Предложение массажа, розовые лепестки на простынях и выстроившиеся по росту свечки у изголовья кровати — все это отдает немыслимой фальшью, и она обязательно это почувствует. Предлагать ее помассировать, пуская слюну в предвкушении возможности потрогать ее за грудь, — оставь эти радости подросткам. Веди себя серьезно. Вы уже добрались до той стадии, когда можно делать именно то, что хочется.

*10. К чему нужно стремиться, занимаясь сексом в первый раз?*

”+” Главное — достичь эмоциональной близости и взаимопонимания.

”-” К тому, чтобы способность нормально ходить и соображать из-за бесчисленных оргазмов вернулась к ней не скоро.

83% предпочитают для первого раза минимум экспериментов и банальную миссионерскую позицию.

Оргазм для первого раза большинство считает совсем не обязательным, главное — общая атмосфера. Оставь “цитаты” из порно и Камасутры на следующие разы. Сейчас важно показать ей, что она для тебя — сексуальна и неповторима, что ты ее безумно хочешь и готов на все, чтобы сделать ей приятно. Делать это все ты будешь в следующий раз (очень возможно, что он наступит этой же ночью).

*11. Как общаться во время секса?*

”+” Стараться обойтись минимумом слов, следя за жестами и поведением.

”-” Попросить ее подробно описать свои предпочтения в сексе, а лучше подготовить конспект.

39% женщин сказали, что чрезмерная болтовня – один из наиболее неприятных моментов при первом сексе.

Не стоит в первый раз ждать от девушки особой откровенности. Следи за ее дыханием, движениями и мотай на ус то, что видишь.

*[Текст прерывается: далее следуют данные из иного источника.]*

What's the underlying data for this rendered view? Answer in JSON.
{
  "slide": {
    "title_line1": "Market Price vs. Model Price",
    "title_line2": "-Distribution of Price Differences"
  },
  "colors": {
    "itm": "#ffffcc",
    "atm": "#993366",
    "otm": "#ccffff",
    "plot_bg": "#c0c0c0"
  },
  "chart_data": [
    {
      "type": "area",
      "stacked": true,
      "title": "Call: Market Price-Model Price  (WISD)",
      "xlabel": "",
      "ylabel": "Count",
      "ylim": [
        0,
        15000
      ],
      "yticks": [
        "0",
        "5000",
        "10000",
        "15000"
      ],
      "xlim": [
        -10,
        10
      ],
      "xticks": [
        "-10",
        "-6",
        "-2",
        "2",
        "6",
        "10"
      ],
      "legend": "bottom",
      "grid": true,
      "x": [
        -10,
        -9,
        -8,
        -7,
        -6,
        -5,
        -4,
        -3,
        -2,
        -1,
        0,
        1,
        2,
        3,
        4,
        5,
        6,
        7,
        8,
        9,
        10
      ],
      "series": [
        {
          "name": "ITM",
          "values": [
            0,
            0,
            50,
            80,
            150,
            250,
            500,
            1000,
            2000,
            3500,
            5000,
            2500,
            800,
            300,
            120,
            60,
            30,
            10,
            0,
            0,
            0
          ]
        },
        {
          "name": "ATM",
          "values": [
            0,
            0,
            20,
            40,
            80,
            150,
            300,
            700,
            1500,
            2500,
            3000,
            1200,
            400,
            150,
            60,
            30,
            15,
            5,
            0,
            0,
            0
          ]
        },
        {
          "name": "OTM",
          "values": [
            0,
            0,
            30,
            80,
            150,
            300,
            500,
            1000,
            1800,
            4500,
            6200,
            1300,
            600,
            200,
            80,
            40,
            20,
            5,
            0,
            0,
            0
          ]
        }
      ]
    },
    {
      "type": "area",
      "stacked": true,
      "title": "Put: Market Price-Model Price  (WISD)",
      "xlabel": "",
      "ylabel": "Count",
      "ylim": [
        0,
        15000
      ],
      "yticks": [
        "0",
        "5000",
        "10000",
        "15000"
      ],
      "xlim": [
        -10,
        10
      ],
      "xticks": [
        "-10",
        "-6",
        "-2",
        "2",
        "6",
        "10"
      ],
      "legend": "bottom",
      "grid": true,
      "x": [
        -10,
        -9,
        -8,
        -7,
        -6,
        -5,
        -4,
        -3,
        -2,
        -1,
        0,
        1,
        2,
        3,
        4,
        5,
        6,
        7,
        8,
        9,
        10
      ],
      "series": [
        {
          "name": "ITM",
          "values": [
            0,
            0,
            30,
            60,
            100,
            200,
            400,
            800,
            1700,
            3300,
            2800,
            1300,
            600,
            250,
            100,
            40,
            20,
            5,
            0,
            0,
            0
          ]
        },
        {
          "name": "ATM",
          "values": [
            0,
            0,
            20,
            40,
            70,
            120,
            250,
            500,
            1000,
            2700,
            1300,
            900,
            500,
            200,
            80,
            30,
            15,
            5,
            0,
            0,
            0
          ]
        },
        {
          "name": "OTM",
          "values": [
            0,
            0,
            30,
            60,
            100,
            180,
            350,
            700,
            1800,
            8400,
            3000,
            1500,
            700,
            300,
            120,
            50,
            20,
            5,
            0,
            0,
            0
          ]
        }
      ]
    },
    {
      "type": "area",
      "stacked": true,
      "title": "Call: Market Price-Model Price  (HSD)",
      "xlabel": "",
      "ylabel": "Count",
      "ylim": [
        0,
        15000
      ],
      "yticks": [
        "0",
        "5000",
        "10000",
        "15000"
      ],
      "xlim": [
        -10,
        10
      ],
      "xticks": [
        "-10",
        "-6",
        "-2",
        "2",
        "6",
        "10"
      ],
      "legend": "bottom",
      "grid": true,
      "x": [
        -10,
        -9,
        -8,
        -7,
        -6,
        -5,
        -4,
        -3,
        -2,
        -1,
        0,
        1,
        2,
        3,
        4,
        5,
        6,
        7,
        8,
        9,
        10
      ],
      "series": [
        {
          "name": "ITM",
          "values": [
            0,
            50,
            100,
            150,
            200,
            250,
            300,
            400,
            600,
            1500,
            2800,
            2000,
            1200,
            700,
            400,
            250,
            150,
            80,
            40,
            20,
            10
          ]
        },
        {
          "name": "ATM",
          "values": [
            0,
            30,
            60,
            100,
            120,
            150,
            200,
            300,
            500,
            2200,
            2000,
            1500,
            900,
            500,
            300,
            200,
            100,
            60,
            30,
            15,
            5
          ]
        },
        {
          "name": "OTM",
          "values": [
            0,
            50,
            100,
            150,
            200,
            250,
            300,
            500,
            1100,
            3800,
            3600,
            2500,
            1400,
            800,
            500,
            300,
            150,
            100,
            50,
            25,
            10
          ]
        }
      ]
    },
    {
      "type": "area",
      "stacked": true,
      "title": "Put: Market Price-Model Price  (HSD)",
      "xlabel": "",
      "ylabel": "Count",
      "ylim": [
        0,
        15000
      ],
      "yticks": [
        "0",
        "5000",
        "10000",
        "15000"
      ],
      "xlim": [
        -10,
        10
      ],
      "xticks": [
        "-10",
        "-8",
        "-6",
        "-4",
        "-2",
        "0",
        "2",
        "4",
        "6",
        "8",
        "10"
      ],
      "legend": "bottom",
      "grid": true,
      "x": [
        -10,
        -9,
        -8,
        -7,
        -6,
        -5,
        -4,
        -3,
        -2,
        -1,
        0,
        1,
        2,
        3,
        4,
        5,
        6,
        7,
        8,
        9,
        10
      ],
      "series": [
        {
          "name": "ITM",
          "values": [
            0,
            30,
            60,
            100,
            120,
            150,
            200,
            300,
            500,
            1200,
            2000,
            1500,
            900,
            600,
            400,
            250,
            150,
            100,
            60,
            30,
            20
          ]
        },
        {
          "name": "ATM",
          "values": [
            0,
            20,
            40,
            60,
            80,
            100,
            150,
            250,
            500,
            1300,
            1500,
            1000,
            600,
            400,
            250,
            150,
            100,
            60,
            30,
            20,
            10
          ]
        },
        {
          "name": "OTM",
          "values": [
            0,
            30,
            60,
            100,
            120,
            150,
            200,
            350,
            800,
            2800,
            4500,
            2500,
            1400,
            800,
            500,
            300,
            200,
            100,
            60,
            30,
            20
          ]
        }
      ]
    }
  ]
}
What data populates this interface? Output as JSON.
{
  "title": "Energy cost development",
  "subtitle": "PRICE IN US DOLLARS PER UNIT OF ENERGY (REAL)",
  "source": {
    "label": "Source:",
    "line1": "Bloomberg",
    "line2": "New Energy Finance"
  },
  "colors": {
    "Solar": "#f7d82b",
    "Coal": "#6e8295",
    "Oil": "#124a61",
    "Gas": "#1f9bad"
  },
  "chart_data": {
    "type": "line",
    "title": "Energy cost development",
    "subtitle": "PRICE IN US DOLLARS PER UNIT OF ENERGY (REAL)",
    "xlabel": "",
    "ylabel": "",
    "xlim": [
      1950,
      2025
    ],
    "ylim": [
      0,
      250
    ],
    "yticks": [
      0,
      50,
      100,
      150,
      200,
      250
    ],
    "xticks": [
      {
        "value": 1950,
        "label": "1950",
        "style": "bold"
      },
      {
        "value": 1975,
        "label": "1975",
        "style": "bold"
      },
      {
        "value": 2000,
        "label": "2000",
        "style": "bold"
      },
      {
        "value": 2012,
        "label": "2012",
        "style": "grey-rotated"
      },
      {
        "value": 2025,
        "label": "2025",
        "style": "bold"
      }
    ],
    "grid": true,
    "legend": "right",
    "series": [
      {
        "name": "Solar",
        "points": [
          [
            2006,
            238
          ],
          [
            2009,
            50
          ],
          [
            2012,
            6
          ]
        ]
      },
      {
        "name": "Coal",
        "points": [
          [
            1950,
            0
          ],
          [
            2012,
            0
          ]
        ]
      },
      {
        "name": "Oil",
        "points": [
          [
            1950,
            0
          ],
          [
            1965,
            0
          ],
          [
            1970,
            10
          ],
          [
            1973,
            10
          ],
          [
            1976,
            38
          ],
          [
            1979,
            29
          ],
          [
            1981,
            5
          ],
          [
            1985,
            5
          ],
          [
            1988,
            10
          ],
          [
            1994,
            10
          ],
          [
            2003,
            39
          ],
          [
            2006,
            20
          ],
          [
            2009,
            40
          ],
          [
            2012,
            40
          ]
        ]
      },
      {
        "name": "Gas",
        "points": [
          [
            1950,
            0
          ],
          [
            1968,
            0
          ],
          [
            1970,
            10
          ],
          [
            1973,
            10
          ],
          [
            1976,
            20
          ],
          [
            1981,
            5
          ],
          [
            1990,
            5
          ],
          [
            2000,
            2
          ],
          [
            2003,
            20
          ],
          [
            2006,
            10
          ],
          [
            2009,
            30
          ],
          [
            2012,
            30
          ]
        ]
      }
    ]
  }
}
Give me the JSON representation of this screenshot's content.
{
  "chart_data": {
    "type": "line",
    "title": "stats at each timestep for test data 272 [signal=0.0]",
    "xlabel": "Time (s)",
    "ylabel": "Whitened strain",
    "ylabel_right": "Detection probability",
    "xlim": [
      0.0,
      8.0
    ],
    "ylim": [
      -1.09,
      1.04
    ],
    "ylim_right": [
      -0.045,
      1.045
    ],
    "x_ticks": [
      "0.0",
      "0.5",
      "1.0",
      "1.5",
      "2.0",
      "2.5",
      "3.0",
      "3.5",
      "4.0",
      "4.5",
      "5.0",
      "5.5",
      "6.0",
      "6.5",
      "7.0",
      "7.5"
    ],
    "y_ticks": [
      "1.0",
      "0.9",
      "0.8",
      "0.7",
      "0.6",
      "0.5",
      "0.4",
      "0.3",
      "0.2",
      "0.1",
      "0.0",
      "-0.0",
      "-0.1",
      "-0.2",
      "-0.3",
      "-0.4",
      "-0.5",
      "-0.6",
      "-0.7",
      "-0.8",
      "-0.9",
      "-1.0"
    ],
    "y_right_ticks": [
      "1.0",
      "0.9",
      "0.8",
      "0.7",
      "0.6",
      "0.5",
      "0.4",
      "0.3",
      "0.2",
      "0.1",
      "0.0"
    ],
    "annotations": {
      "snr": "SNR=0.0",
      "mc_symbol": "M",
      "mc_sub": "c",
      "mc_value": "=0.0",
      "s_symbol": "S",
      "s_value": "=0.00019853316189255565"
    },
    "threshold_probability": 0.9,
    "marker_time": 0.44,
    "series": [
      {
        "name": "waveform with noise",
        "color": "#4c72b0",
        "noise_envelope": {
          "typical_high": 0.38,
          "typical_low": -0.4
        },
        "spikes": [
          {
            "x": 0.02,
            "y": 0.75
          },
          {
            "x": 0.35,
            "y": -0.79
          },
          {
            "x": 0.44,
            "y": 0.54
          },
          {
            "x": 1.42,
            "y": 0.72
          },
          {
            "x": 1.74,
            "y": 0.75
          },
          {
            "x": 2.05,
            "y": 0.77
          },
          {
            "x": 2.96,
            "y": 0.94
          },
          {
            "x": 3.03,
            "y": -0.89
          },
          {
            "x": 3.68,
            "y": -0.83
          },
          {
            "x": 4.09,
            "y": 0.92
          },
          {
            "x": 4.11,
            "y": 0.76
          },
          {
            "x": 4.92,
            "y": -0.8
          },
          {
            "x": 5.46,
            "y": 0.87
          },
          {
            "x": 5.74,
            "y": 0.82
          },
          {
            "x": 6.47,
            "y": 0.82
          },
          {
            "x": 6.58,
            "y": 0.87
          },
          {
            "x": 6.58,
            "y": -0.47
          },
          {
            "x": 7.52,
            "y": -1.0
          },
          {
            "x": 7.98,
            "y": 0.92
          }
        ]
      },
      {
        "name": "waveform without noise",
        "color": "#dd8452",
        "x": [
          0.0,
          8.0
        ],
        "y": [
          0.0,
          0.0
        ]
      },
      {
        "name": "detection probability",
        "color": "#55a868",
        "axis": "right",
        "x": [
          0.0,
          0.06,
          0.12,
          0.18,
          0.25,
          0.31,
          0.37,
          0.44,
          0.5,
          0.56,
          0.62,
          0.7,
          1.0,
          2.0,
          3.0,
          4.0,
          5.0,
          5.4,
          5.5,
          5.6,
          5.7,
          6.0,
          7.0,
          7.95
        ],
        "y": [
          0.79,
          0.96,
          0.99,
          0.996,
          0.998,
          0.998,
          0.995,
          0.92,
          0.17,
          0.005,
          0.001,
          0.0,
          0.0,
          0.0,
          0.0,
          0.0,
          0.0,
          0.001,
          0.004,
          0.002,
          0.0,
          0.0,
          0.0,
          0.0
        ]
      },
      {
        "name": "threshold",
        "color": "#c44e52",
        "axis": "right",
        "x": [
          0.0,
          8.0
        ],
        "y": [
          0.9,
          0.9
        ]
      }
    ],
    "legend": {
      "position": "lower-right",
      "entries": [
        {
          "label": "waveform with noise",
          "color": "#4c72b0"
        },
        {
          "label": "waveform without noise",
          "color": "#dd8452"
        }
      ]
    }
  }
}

*12. Что сказать, когда вы расстанетесь утром?*

”-” “Это было великолепно, спасибо!”

”+” “Когда мы увидимся снова?”

*78% Хотят, чтобы ты назначил новое свидание до того, как вы расстанетесь.
*
Поменьше неопределенностей, фраза “Я позвоню” ее не устроит. И не забудь обмануть ее ожидания. Сказал, что позвонишь завтра, — звони сегодня.

----------


## Irina

Кстати, очень не плохие советы. Даже если вы давно знакомы стоит на них внимание обратить.

----------


## JAHolper

По SMS или E-mail можно долго приглашать. Только звонок и уверенность в себе позволит быстро перейти к самому интересному.

----------


## Mouse

Напоминает один пошлый анекдот про поручика Ржевского:
Молодой поручик Ржевский прочитал в книге о правилах хорошего тона как разговаривать с дамами. Там были даны примерные темы разговора: о животных, о погоде, о музыке, о любви. поручик не замедлил воспользоваться советами и решил познакомиться с дамой, которая гуляла с болонкой.
- Какая у вас мелкая собачка, - сказал поручик и, подойдя поближе, пнул ее сапогом, - низко полетела что-то, к дождю видать. Впрочем я - поручик Ржевский, у меня дома есть барабан, пойдемте пое...ся.

----------